SINCE 1922 till date, there has been steady erosion in identity, principles, ethics and discipline of political parties in Nigeria. The recent decamping from the Peoples Democratic Party (PDP) by Femi Fani-Kayode into the All Progressives Congress (APC) is a high point in that history of decadence.
In Pre-Independence times, despite the unifying mantra of decolonisation and diverging fault line of ethnicity, political parties had clearly identifiable conservative, centrist or progressive tendencies and manifestoes, which were carried into post-independence times. Indeed, it was the struggle to muddle up and whittle down the clear ideological lines of the major opposition parties in bogus alliances with persons and groups within it that led to the crises that precipitated the downfall of the First Republic. Indeed, in his Lead Paper at the Political Parties Dialogue Series held in Abuja in 2011, distinguished Professor Adele Jinadu affirmed that “It is the contradictions unleashed from 1962 onwards by this federalisation of the party system – the declaration of emergency rule in the Western Region in 1962, the creation of the Mid-West Region in 1963, the 1962-63 census controversy, the party realignment before the 1964 regional elections and the 1965 federal elections, involving the alliance between the NCNC and the A.G, on the one hand, and the NPC and the rump of the NCNC and AG in the new NNDP, on the other hand – that contributed significantly to the political and constitutional crisis and the civil unrest of October-December 1965, which precipitated the fall of the First Republic in January 1966.”
Thirteen years of military rule followed. Despite the distortion to public governance system and values by the dictatorial, unitarising and lawless military, the political parties that crystallised in the 2nd Republic (1979 – 1983) substantially maintained the standards of their progenitors in the 1st Republic: everyone knew the character and disposition of the National Party of Nigeria (NPN), Unity Party of Nigeria (UPN), and others where they came from and what they stood for.
By the close of 1983, the military struck again and stayed forcibly and more destructively till 1999 – 15 years of brutality, corruption, disorientation and distorted development. Understandably, the political parties that emerged from the ashes of military devastation of social life became shadows and distant echoes of their progenitors. The military had substantially compromised the civilian political elites and railroaded them into nepotism, dictatorship, corruption, megalomania, “settlement,” and kleptomania to the extent that the raison d’être for political party formation and party politics and democracy in general were tertiary considerations in the hurriedly packaged return to democracy.

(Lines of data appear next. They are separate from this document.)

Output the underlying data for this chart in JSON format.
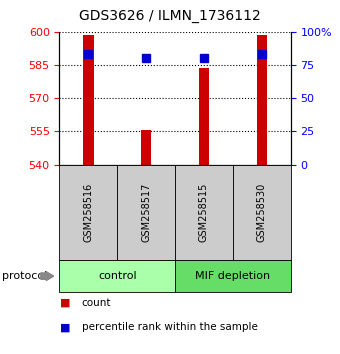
{
  "title": "GDS3626 / ILMN_1736112",
  "samples": [
    "GSM258516",
    "GSM258517",
    "GSM258515",
    "GSM258530"
  ],
  "bar_values": [
    598.5,
    555.5,
    583.5,
    598.5
  ],
  "percentile_values": [
    590.0,
    588.0,
    588.0,
    590.0
  ],
  "bar_bottom": 540,
  "ylim_left": [
    540,
    600
  ],
  "ylim_right": [
    0,
    100
  ],
  "yticks_left": [
    540,
    555,
    570,
    585,
    600
  ],
  "yticks_right": [
    0,
    25,
    50,
    75,
    100
  ],
  "ytick_labels_right": [
    "0",
    "25",
    "50",
    "75",
    "100%"
  ],
  "bar_color": "#cc0000",
  "marker_color": "#0000cc",
  "group_labels": [
    "control",
    "MIF depletion"
  ],
  "group_ranges": [
    [
      0,
      2
    ],
    [
      2,
      4
    ]
  ],
  "group_color_control": "#aaffaa",
  "group_color_mif": "#66dd66",
  "sample_box_color": "#cccccc",
  "bar_width": 0.18,
  "legend_marker_size": 6,
  "title_fontsize": 10,
  "tick_fontsize": 8,
  "sample_fontsize": 7,
  "group_fontsize": 8,
  "legend_fontsize": 7.5
}
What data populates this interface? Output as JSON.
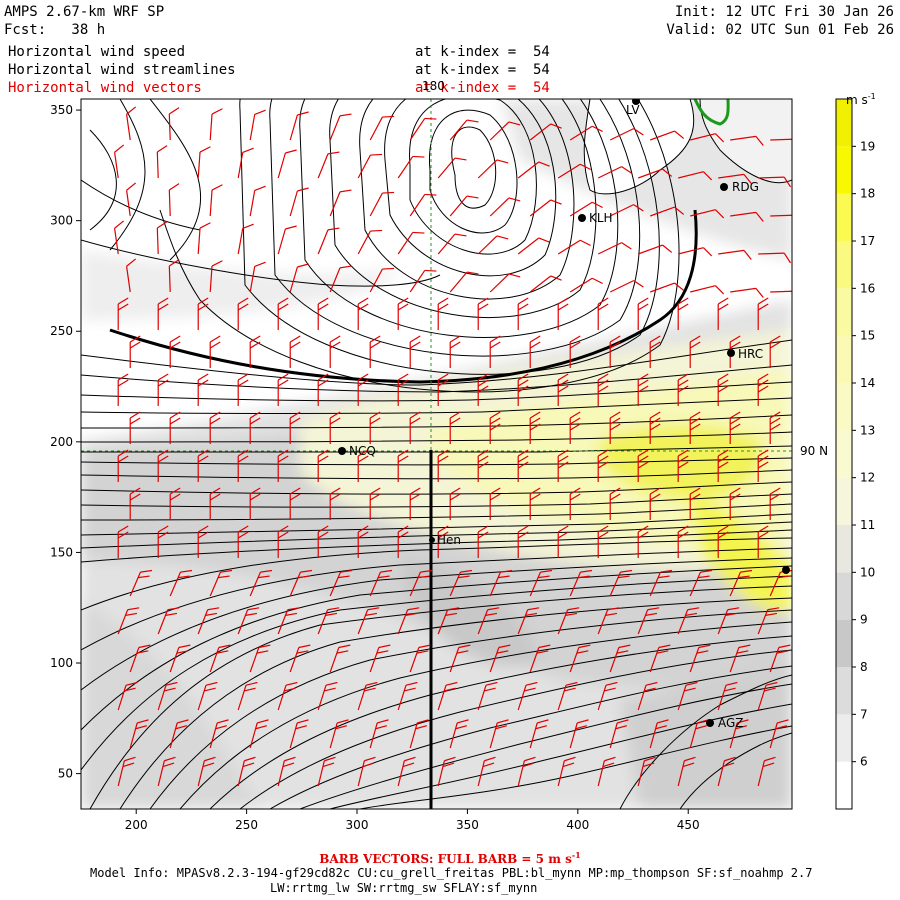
{
  "header": {
    "model": "AMPS 2.67-km WRF SP",
    "forecast": "Fcst:   38 h",
    "init": "Init: 12 UTC Fri 30 Jan 26",
    "valid": "Valid: 02 UTC Sun 01 Feb 26"
  },
  "fields": [
    {
      "label": "Horizontal wind speed",
      "level": "at k-index =  54",
      "color": "#000000"
    },
    {
      "label": "Horizontal wind streamlines",
      "level": "at k-index =  54",
      "color": "#000000"
    },
    {
      "label": "Horizontal wind vectors",
      "level": "at k-index =  54",
      "color": "#e00000"
    }
  ],
  "map": {
    "x_ticks": [
      "200",
      "250",
      "300",
      "350",
      "400",
      "450"
    ],
    "y_ticks": [
      "50",
      "100",
      "150",
      "200",
      "250",
      "300",
      "350"
    ],
    "lon_label": "180",
    "lat_label": "90 N",
    "stations": [
      "LV",
      "RDG",
      "KLH",
      "HRC",
      "NCQ",
      "Hen",
      "AGZ"
    ]
  },
  "colorbar": {
    "units": "m s",
    "units_exp": "-1",
    "ticks": [
      "6",
      "7",
      "8",
      "9",
      "10",
      "11",
      "12",
      "13",
      "14",
      "15",
      "16",
      "17",
      "18",
      "19"
    ],
    "colors": [
      "#ffffff",
      "#ececec",
      "#dcdcdc",
      "#c8c8c8",
      "#d8d8d8",
      "#e8e8e0",
      "#f6f6dc",
      "#fafad0",
      "#fafac4",
      "#fafab4",
      "#fafaa0",
      "#fafa80",
      "#fafa50",
      "#f8f800",
      "#f0f000"
    ]
  },
  "footer": {
    "barb_note": "BARB VECTORS:  FULL BARB = 5 m s",
    "barb_exp": "-1",
    "model_info": "Model Info: MPASv8.2.3-194-gf29cd82c CU:cu_grell_freitas PBL:bl_mynn MP:mp_thompson SF:sf_noahmp 2.7",
    "model_info2": "LW:rrtmg_lw SW:rrtmg_sw SFLAY:sf_mynn"
  },
  "colors": {
    "barb": "#e00000",
    "coast": "#000000",
    "green_contour": "#1a9a1a",
    "guide": "#1a9a1a"
  }
}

Through various metamorphoses, today’s Peoples Democratic Party is as far from the National Party of Nigeria as the All Progressives Congress is far from the Unity Party of Nigeria! Nigeria has finally produced “conservative” and “progressive” parties, in same likeness, with manifestoes forgotten, service to the people immaterial and democracy only an exercise in power grabbing for personal and clique aggrandizement. Rather than progressing, society is not only stagnated, it retrogresses into barbarism – economically, politically, socially and spiritually. Sadder still for the “progressives” that had been busy admitting major actors that cannot sustain a debate without pulling out a machete or gun; people who have pending corruption and murder cases; and now joined in the inner political chambers by confirmed charlatan, perpetual liar, irredeemable double-dealer and traitor.
Historically, the darkest political hours are usually followed by a radiant dawn. It is up to the youths, who are trapped between six and half a dozen (the devil and the deep sea), to take up the challenge. Political parties are the vehicles for the delivery of democracy and its dividends – life more abundant for all. A hundred outrages like the #EndSARS combustion will take us no far. However, the energy, creativity, vision, organisation and mobilisation capacity demonstrated, if purified further and channelled into political party formation or interventions (along principles and manifestoes that clearly articulate a development agenda by likeminded fellows) can and will eventually save the day and take us to the promised land of “unity and faith, peace and progress.”